Beliau juga tertarik mempelajari ilmu bahasa Arab dan syair-syairnya. Beliau memutuskan untuk tinggal di daerah pedalaman bersama suku Hudzail yang telah terkenal kefasihan dan kemurnian bahasanya, serta syair-syair mereka. Hasilnya, sekembalinya dari sana beliau telah berhasil menguasai kefasihan mereka dan menghafal seluruh syair mereka, serta mengetahui nasab orang-orang Arab, suatu hal yang kemudian banyak dipuji oleh ahli-ahli bahasa Arab yang pernah berjumpa dengannya dan yang hidup sesudahnya. Namun, takdir Allah telah menentukan jalan lain baginya. Setelah mendapatkan nasehat dari dua orang ulama, yaitu Muslim bin Khalid az-Zanji -mufti kota Mekkah-, dan al-Husain bin ‘Ali bin Yazid agar mendalami ilmu fiqih, maka beliau pun tersentuh untuk mendalaminya dan mulailah beliau melakukan pengembaraannya mencari ilmu.

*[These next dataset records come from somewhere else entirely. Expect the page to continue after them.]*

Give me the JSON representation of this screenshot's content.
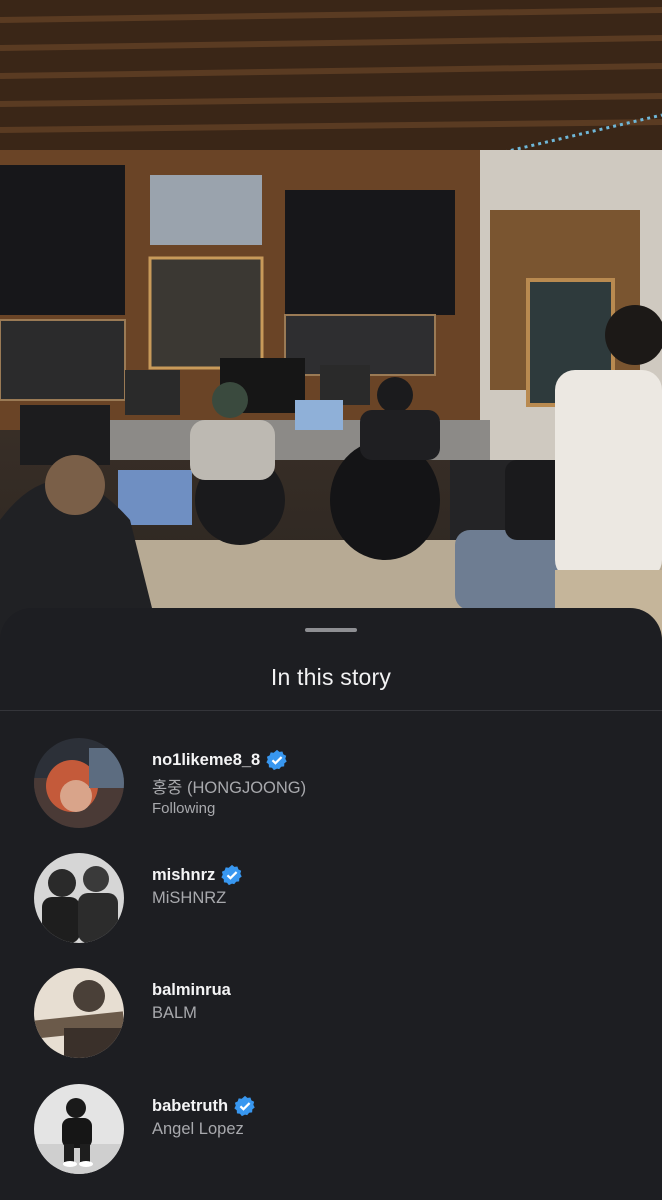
{
  "sheet": {
    "title": "In this story"
  },
  "users": [
    {
      "username": "no1likeme8_8",
      "fullname": "홍중 (HONGJOONG)",
      "status": "Following",
      "verified": true
    },
    {
      "username": "mishnrz",
      "fullname": "MiSHNRZ",
      "status": "",
      "verified": true
    },
    {
      "username": "balminrua",
      "fullname": "BALM",
      "status": "",
      "verified": false
    },
    {
      "username": "babetruth",
      "fullname": "Angel Lopez",
      "status": "",
      "verified": true
    }
  ],
  "colors": {
    "background": "#1d1e22",
    "verified": "#3897f0",
    "primary_text": "#f4f4f5",
    "secondary_text": "#a8a9ad"
  }
}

Beliau mengawalinya dengan menimbanya dari ulama-ulama kotanya, Mekkah, seperti Muslim bin Khalid, Dawud bin Abdurrahman al-‘Athar, Muhammad bin Ali bin Syafi’ –yang masih terhitung paman jauhnya-, Sufyan bin ‘Uyainah –ahli hadits Mekkah-, Abdurrahman bin Abu Bakar al-Maliki, Sa’id bin Salim, Fudhail bin ‘Iyadh, dan lain-lain. Di Mekkah ini, beliau mempelajari ilmu fiqih, hadits, lughoh, dan Muwaththa’ Imam Malik. Di samping itu beliau juga mempelajari keterampilan memanah dan menunggang kuda sampai menjadi mahir sebagai realisasi pemahamannya terhadap ayat 60 surat Al-Anfal. Bahkan dikatakan bahwa dari 10 panah yang dilepasnya, 9 di antaranya pasti mengena sasaran.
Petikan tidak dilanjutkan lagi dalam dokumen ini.